We will carry out statistical analysis using the Review Manager software (RevMan 2014). We will use fixed‐effect meta‐analysis for combining data where it is reasonable to assume that studies are estimating the same underlying treatment effect: i.e. where trials are examining the same intervention, and the trials’ populations and methods are judged sufficiently similar. If there is clinical heterogeneity sufficient to expect that the underlying treatment effects differ between trials, or if substantial statistical heterogeneity is detected, we will use random‐effects meta‐analysis to produce an overall summary, if an average treatment effect across trials is considered clinically meaningful. The random‐effects summary will be treated as the average of the range of possible treatment effects and we will discuss the clinical implications of treatment effects differing between trials. If the average treatment effect is not clinically meaningful, we will not combine trials.

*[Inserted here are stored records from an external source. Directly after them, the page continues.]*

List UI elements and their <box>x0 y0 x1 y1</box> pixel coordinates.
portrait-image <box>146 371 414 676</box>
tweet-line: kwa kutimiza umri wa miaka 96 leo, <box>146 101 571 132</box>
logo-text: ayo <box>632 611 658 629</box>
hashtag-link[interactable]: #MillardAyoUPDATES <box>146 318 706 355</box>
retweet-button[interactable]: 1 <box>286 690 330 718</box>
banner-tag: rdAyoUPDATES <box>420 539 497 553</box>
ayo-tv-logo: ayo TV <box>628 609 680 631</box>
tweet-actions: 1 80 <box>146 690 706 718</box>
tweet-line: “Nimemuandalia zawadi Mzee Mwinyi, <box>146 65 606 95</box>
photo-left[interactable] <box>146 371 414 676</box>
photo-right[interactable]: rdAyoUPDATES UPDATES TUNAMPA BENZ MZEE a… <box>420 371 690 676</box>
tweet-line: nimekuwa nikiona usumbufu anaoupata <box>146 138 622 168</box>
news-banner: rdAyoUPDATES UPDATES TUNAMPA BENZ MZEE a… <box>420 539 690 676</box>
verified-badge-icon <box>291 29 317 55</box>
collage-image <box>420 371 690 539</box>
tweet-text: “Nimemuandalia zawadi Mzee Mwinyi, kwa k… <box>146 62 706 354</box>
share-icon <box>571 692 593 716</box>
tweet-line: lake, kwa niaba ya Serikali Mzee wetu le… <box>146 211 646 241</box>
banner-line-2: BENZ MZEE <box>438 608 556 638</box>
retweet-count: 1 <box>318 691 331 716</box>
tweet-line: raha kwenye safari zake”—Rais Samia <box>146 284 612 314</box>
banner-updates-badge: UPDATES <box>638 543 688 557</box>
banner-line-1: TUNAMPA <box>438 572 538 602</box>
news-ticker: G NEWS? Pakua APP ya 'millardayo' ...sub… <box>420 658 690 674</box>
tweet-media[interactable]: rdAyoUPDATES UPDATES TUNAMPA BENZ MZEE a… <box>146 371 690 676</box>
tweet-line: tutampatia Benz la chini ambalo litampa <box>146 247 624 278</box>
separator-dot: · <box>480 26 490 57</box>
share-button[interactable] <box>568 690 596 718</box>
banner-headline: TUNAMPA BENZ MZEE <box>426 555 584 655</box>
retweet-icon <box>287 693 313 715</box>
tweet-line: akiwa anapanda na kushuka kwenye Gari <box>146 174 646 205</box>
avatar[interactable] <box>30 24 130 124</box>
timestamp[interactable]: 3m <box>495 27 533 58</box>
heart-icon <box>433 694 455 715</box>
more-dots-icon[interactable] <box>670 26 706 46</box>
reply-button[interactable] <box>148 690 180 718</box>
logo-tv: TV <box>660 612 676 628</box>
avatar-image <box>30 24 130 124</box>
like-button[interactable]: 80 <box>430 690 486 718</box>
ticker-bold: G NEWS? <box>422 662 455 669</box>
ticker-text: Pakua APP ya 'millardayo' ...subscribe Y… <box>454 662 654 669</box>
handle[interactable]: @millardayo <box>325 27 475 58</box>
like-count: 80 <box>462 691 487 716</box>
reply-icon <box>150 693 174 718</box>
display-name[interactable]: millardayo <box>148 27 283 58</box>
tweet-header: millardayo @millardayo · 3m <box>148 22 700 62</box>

If we use random‐effects analyses, the results will be presented as the average treatment effect with 95% confidence intervals, and the estimates of Tau² and I².

Subgroup analysis and investigation of heterogeneity

If we identify substantial heterogeneity, we will investigate it using subgroup analyses and sensitivity analyses. We will consider whether an overall summary is meaningful, and if it is, use random‐effects analysis to produce it.

We do not envisage that there will be many studies focusing on education and support for women with multiple pregnancies, but data permitting we would like to carry out the following subgroup analysis:

  1. by type of supporter (professional versus lay person, or both);

  2. by type of support (face‐to‐face versus telephone support);

  3. by timing of support (antenatal alone, postnatal alone or both);

  4. by whether the support was proactive (scheduled contacts) or reactive (women needed to request support);

  5. by background breastfeeding initiation rates (low, medium or high background rates);

  6. by intensity of support (number of scheduled contacts);

  7. by whether babies were premature or sick or healthy babies delivered at term (> 37 weeks’ gestation).

We will use primary outcomes only in subgroup analysis.

We will assess subgroup differences by interaction tests available within RevMan (RevMan 2014). We will report the results of subgroup analyses quoting the Chi2 statistic and P value, and the interaction test I² value.

Sensitivity analysis

We will carry out sensitivity analysis to examine any possible effect of risk of bias on results. For our primary outcomes, provided sufficient data are available, we will temporarily remove studies at high or unclear risk of bias (using the allocation concealment domain) to examine whether this has an impact on results. We will also carry out sensitivity analysis to examine the effects of varying the ICC when adjusting data for cluster design effect.